Taxi Téhéran
de Jafar Panahi
Drame, comédie
Avec Jafar Panahi
Sorti le 22 avril 2015
Interdit de tourner des films et de quitter l’Iran depuis 2010, Jafar Panahi continue tant bien que mal, et coûte que coûte, à filmer et à faire du cinéma. Après Ceci n’est pas un film en 2011 – tourné dans son immeuble, duquel il avait l’interdiction de sortir – et Pardé en 2013, Taxi Teheran est son troisième film réalisé dans la clandestinité, et abordant de front les conditions mêmes de celle-ci.
À bord d’un faux taxi appareillé d’une caméra, Panahi parcourt les rues de Téhéran, et prend en stop toute une série de personnages hauts en couleurs et représentatifs de la réalité sociale du pays, sans jamais les faire payer. Certains le reconnaissent d’emblée et lui parlent de ses films, tandis que d’autres questionnent sa légitimité et son expérience en tant que chauffeur de taxi. Mêlant constamment appel à la réalité et fiction pure et simple, le film joue avec le regard et les attentes de son spectateur.
Dans les premières minutes, le doute est permis : est-on dans du cinéma-vérité minimaliste ou dans une pure fiction recréant jusque dans son dispositif les conditions du réel. Si l’on comprend assez vite que tout ce qui est filmé en « huis-clos mobile » dans ce taxi est mis en scène, rien n’est ouvertement dit ou pointé pour que l’on s’en rende compte. C’est l’intelligence du spectateur qui est convoquée afin qu’une complicité tacite s’établisse entre celui-ci et l’équipe de tournage. Ce procédé est d’ailleurs merveilleusement mis en abyme par l’intervention du personnage d’Omid, le livreur de DVD, qui dit dans un clin d’œil à Panahi qu’il l’a reconnu et qu’il sait que tout ce qu’il a vu auparavant était mis en scène. L’astuce étant qu’Omid est lui-même un acteur et fait partie intégrante de la fiction.

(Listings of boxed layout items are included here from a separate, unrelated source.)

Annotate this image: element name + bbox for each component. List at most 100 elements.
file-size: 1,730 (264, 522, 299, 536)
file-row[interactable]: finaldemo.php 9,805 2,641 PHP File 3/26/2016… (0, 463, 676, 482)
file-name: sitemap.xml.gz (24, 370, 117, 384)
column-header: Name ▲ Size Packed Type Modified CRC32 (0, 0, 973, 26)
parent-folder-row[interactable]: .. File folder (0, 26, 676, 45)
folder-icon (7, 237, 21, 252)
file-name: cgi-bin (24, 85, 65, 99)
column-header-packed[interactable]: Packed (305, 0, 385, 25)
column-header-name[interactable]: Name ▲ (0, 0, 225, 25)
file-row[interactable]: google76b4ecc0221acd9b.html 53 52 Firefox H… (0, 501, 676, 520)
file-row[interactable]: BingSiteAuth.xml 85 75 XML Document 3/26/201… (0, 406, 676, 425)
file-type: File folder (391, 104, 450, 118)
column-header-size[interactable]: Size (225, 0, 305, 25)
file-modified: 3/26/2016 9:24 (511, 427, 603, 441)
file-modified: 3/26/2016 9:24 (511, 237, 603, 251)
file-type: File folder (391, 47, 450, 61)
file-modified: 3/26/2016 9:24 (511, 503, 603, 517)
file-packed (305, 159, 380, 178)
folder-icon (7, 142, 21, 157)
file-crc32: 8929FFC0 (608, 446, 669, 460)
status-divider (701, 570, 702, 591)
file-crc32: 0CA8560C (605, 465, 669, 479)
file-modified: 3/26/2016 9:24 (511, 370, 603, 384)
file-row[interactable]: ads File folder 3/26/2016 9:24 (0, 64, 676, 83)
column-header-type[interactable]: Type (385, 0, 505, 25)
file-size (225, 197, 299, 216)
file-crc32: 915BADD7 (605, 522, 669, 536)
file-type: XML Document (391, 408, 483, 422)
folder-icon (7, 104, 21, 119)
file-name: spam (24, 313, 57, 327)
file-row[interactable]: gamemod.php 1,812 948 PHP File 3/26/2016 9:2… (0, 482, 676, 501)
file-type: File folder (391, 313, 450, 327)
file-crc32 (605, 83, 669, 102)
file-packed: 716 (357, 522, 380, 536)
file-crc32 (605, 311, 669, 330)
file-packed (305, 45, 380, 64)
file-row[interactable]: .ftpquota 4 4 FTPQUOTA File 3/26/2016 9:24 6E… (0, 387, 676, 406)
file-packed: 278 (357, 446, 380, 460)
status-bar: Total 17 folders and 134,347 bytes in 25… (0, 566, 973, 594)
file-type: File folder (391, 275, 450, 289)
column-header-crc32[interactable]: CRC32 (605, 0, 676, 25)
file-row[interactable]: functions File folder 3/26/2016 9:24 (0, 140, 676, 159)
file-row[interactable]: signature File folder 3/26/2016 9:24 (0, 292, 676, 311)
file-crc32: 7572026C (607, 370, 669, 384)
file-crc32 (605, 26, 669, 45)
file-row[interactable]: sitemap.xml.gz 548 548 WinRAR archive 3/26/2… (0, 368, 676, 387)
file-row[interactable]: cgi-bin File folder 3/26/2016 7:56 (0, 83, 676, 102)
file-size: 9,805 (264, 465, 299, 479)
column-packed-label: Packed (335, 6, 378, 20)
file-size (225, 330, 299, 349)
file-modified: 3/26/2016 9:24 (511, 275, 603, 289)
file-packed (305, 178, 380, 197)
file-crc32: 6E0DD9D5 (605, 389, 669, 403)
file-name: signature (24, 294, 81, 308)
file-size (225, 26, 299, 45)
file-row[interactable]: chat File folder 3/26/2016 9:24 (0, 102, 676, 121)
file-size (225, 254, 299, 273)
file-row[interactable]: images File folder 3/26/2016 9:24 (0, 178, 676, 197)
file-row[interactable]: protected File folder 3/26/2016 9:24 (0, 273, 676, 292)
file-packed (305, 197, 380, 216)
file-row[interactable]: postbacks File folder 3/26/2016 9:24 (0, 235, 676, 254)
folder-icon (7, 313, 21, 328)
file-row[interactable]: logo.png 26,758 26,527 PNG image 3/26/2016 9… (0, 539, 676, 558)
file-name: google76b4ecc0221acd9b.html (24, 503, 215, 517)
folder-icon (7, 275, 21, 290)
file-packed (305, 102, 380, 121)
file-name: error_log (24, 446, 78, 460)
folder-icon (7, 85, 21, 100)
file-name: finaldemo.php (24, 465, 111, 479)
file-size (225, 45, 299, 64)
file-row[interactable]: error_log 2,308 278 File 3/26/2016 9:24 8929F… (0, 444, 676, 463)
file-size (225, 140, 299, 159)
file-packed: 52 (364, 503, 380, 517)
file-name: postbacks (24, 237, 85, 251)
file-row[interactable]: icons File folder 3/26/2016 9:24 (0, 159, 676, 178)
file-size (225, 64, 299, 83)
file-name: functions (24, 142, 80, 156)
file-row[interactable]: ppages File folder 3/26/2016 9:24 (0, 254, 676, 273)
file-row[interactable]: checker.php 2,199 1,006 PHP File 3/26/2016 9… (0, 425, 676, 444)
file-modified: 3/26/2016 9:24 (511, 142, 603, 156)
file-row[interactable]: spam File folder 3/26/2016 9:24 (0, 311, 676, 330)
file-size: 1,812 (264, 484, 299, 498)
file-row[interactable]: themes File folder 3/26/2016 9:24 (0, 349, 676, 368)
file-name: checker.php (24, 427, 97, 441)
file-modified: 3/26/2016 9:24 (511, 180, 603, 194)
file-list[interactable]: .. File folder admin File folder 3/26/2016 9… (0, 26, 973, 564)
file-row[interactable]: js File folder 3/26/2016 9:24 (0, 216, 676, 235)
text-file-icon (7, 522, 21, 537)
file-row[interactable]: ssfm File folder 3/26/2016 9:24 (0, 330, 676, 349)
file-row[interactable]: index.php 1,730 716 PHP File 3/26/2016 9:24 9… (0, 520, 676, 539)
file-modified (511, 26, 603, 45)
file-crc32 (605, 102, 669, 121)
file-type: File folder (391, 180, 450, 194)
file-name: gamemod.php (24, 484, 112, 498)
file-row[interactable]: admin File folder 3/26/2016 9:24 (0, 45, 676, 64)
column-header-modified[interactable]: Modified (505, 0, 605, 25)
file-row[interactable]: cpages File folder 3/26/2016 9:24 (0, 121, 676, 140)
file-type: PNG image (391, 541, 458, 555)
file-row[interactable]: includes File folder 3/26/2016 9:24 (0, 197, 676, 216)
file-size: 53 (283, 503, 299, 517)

Ce qui frappe assez vite dans le film, c’est la maîtrise avec laquelle cette mise en place est gérée, alors que l’on connaît les conditions de clandestinité avec lesquelles Panahi doit composer. La fluidité avec laquelle les séquences s’enchaînent au sein d’un même plan et les passagers se succèdent dans une sorte de grand ballet chorégraphié, fascine tout autant que ce que le film dit sur la société iranienne et sur la pratique du cinéma. Le dispositif instauré par le film ainsi que la mise en scène forcément minimaliste participent d’ailleurs pleinement de ce questionnement sur ce que représente un tournage en termes d’investissement personnel et de risques plus ou moins calculés.
Les premières scènes du film font intervenir des personnages emblématiques, qui convoquent à eux seuls de grands problèmes de la société iranienne, à l’image de ce voleur à la tire critiquant d’autres voleurs s’en étant pris à de pauvres gens, d’un homme à l’article de la mort récitant son testament au chauffeur pour ne pas que sa femme soit mise à la porte de sa maison, ou du livreur de DVD estimant faire un travail culturel pour propager sous le manteau des films occidentaux qui seraient autrement inaccessibles aux cinéphiles iraniens. Puis le film se fait plus direct, avec l’ami de Panahi racontant son agression et son refus de porter plainte, en raison de la situation précaire de son agresseur. Enfin, Panahi aborde une problématique le touchant plus personnellement : la manière dont l’état censure le cinéma en imposant une charte de ce qu’il faut faire et ne pas faire pour qu’un film soit « diffusable ».
En passant par le prisme de sa petite nièce qui lit cette fameuse charte en posant des questions, il convoque notre propre regard de spectateur « non-iranien » – puisque son film sera de toute manière interdit de projection dans son pays d’origine – découvrant frontalement cette réalité concrète de la situation des cinéastes iraniens. Cette défense militante et unilatérale de l’acte même de filmer, malgré tout et en dépit de tous les risques et de toutes les menaces, hisse le film à un niveau de puissance inimaginable. Les dernières scènes, évoquant le séjour en prison de Panahi et l’ombre qui plane sans cesse sur la liberté d’expression dans ce régime totalitaire, laisse le spectateur sur une note désespérée mais suspendue, et avec l’impression légitime d’avoir assisté à un grand film de cinéma.